なお、他社サービスの言語解析+botサンプルをブラウザなどで簡単に検証をすることは難しいため、今回は他社サービスとの比較はありません。
プロジェクトを実行して、サービスが立ち上がったらBot Framework Emulatorを起動し、サービスに接続します。
学習済みのパターンを試す
まずはトレーニングにも使用したパターンをテストしてみます。「今日の東京の天気」「明日の北海道の天気は?」「明後日の沖縄の天気を教えて」と入力してみます。
問題なくLUISが解析して、天気予報も取得できています。
トレーニングに使った都道府県以外も試してみましょう。お天気Webサービスは主要都市もパラメータとして対応していますので、都道府県や主要都市で質問してみます。
こちらも問題なくLUISが解析して、天気予報も取得できています。ちょっと意地悪に、「今日」「明日」「明後日」を平仮名にして質問してみます。
こちらも問題なくLUISが解析して、天気予報も取得できています。ここまでのところは問題なさそうです。
学習していないパターンを試す
では、日付が先で都道府県が後の文章ではなく、逆に都道府県が先で日付が後の「東京の今日の天気」といったパターンもテストしてみます。
「もう一度お願いします。」や「その場所の天気予報が取得できませんでした。」と返ってきました。都道府県が先で日付が後のパターンではうまくLUISが解析できていないようです。
失敗したパターンで再度、学習させる
これは失敗なので、失敗したパターンについて再度Intentsの画面に戻ってUtteranceとEntityの結び付けを行い、トレーニングを行います。
トレーニングさせたら、テストしてみます(※必ずテストの前にトレーニングを行ってください)。
今度はうまくいきそうです。
botアプリケーションから使えるようにするにはPublishが必要なので、Publishを行います。
学習させることで、どんどん賢くなっていく
実際にbotアプリケーションで試してみましょう。
今度はうまくいきました。このように、LUISはユーザーがトレーニングを行うことによって、どんどん賢くなっていきます。
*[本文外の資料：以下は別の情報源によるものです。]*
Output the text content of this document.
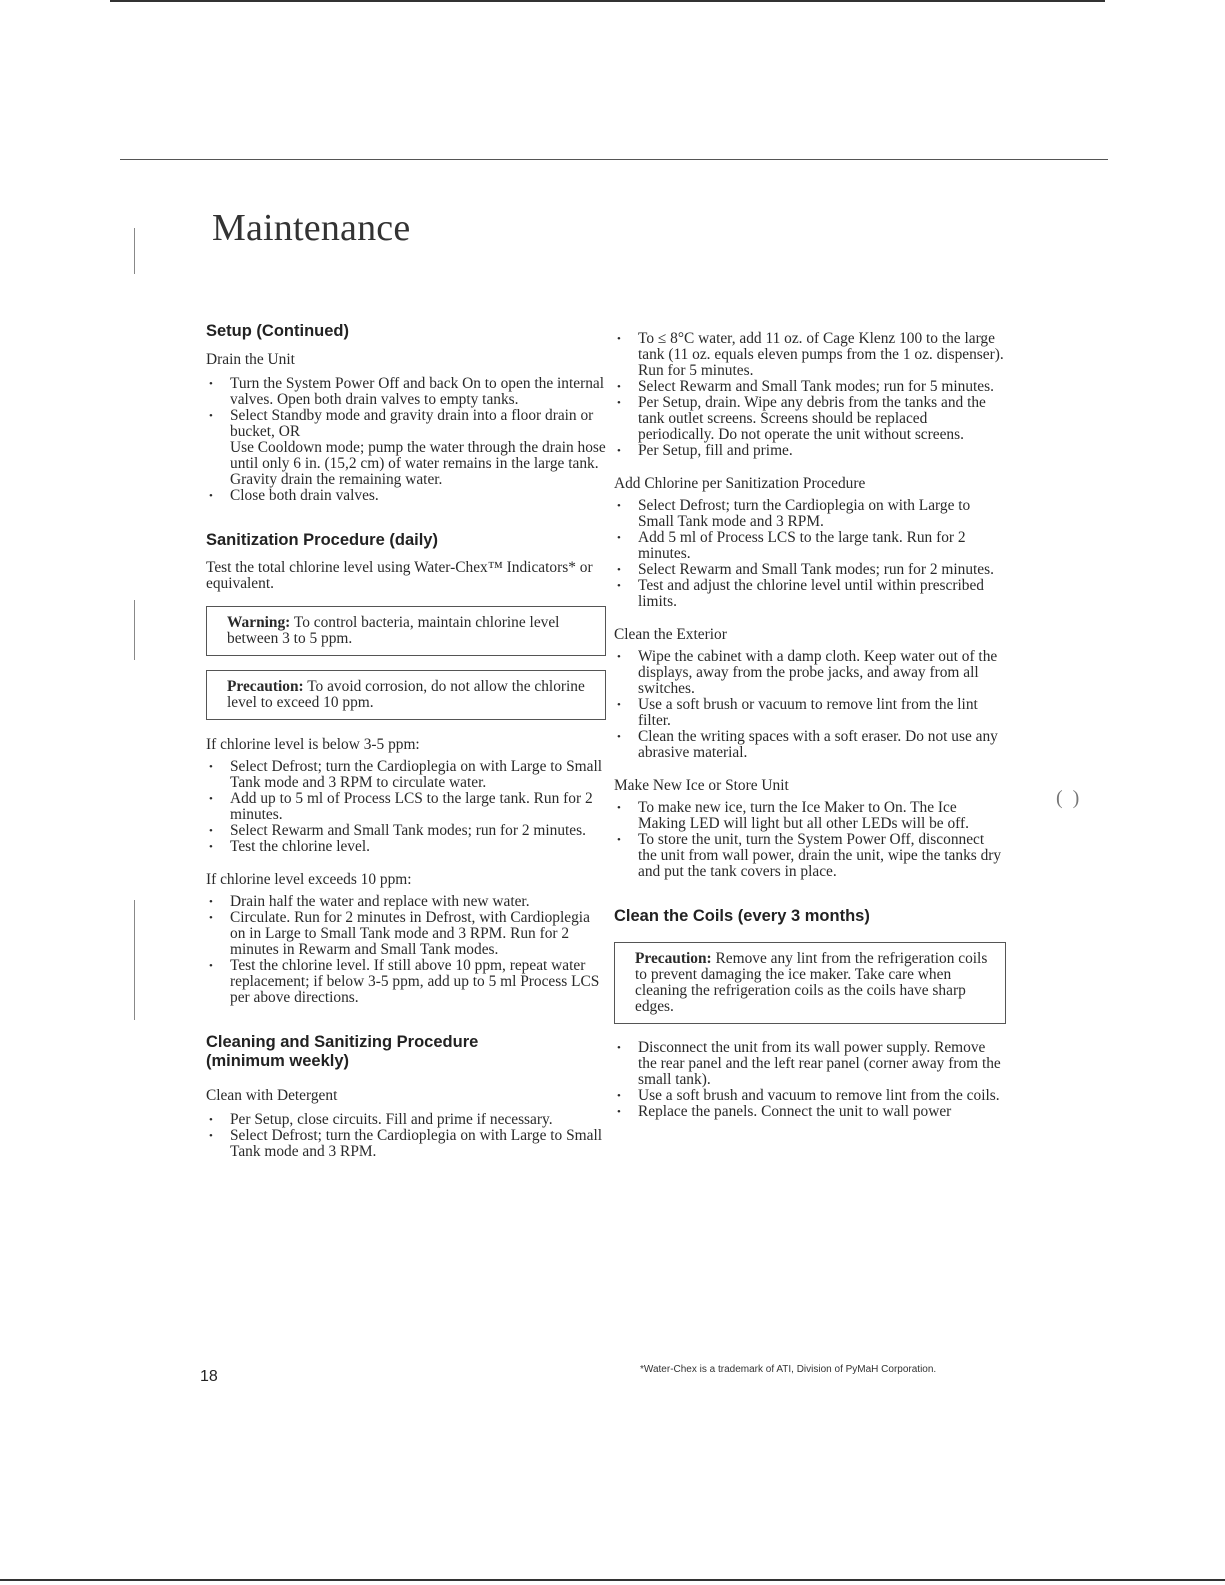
Maintenance
Setup (Continued)

Drain the Unit

• Turn the System Power Off and back On to open the internal valves. Open both drain valves to empty tanks.
• Select Standby mode and gravity drain into a floor drain or bucket, OR
Use Cooldown mode; pump the water through the drain hose until only 6 in. (15,2 cm) of water remains in the large tank. Gravity drain the remaining water.
• Close both drain valves.
Sanitization Procedure (daily)

Test the total chlorine level using Water-Chex™ Indicators* or equivalent.

Warning: To control bacteria, maintain chlorine level between 3 to 5 ppm.
Precaution: To avoid corrosion, do not allow the chlorine level to exceed 10 ppm.

If chlorine level is below 3-5 ppm:

• Select Defrost; turn the Cardioplegia on with Large to Small Tank mode and 3 RPM to circulate water.
• Add up to 5 ml of Process LCS to the large tank. Run for 2 minutes.
• Select Rewarm and Small Tank modes; run for 2 minutes.
• Test the chlorine level.

If chlorine level exceeds 10 ppm:

• Drain half the water and replace with new water.
• Circulate. Run for 2 minutes in Defrost, with Cardioplegia on in Large to Small Tank mode and 3 RPM. Run for 2 minutes in Rewarm and Small Tank modes.
• Test the chlorine level. If still above 10 ppm, repeat water replacement; if below 3-5 ppm, add up to 5 ml Process LCS per above directions.
Cleaning and Sanitizing Procedure
(minimum weekly)

Clean with Detergent

• Per Setup, close circuits. Fill and prime if necessary.
• Select Defrost; turn the Cardioplegia on with Large to Small Tank mode and 3 RPM.
• To ≤ 8°C water, add 11 oz. of Cage Klenz 100 to the large tank (11 oz. equals eleven pumps from the 1 oz. dispenser). Run for 5 minutes.
• Select Rewarm and Small Tank modes; run for 5 minutes.
• Per Setup, drain. Wipe any debris from the tanks and the tank outlet screens. Screens should be replaced periodically. Do not operate the unit without screens.
• Per Setup, fill and prime.

Add Chlorine per Sanitization Procedure

• Select Defrost; turn the Cardioplegia on with Large to Small Tank mode and 3 RPM.
• Add 5 ml of Process LCS to the large tank. Run for 2 minutes.
• Select Rewarm and Small Tank modes; run for 2 minutes.
• Test and adjust the chlorine level until within prescribed limits.

Clean the Exterior

• Wipe the cabinet with a damp cloth. Keep water out of the displays, away from the probe jacks, and away from all switches.
• Use a soft brush or vacuum to remove lint from the lint filter.
• Clean the writing spaces with a soft eraser. Do not use any abrasive material.

Make New Ice or Store Unit

• To make new ice, turn the Ice Maker to On. The Ice Making LED will light but all other LEDs will be off.
• To store the unit, turn the System Power Off, disconnect the unit from wall power, drain the unit, wipe the tanks dry and put the tank covers in place.
Clean the Coils (every 3 months)
Precaution: Remove any lint from the refrigeration coils to prevent damaging the ice maker. Take care when cleaning the refrigeration coils as the coils have sharp edges.
• Disconnect the unit from its wall power supply. Remove the rear panel and the left rear panel (corner away from the small tank).
• Use a soft brush and vacuum to remove lint from the coils.
• Replace the panels. Connect the unit to wall power
18	*Water-Chex is a trademark of ATI, Division of PyMaH Corporation.
(  )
いかがでしたでしょうか。今回は、Intentも1つ、Entityも2つというかなりシンプルな検証でしたが、実際の業務としてユーザーとインタラクティブに複雑かつ多様なことをさせようと思うと、IntentもEntityも増えますので、アプリケーションも複雑になってきます。しかしトレーニングを行うことによって賢くなっていくのもLUISの魅力です。まさに小さな子どもがどんどん言葉を覚えていく過程に似ています。
コグニティブサービスを新しいビジネスのきっかけに
全7回の連載にお付き合いいただきありがとうございました。今回をもちまして連載は終了です。
本連載ではMicrosoftのコグニティブサービスを中心にそのAPIの呼び出し方や他社サービスとの精度の違いなどについて紹介してきましたが、今もAIやコグニティブサービスは日進月歩の状態です。半年後、1年後には今とはきっと状況も変わっていることでしょう。今は無理なことでも将来はできるようになっているかもしれません。この連載が皆さんの新しいビジネスのきっかけになれば幸いです。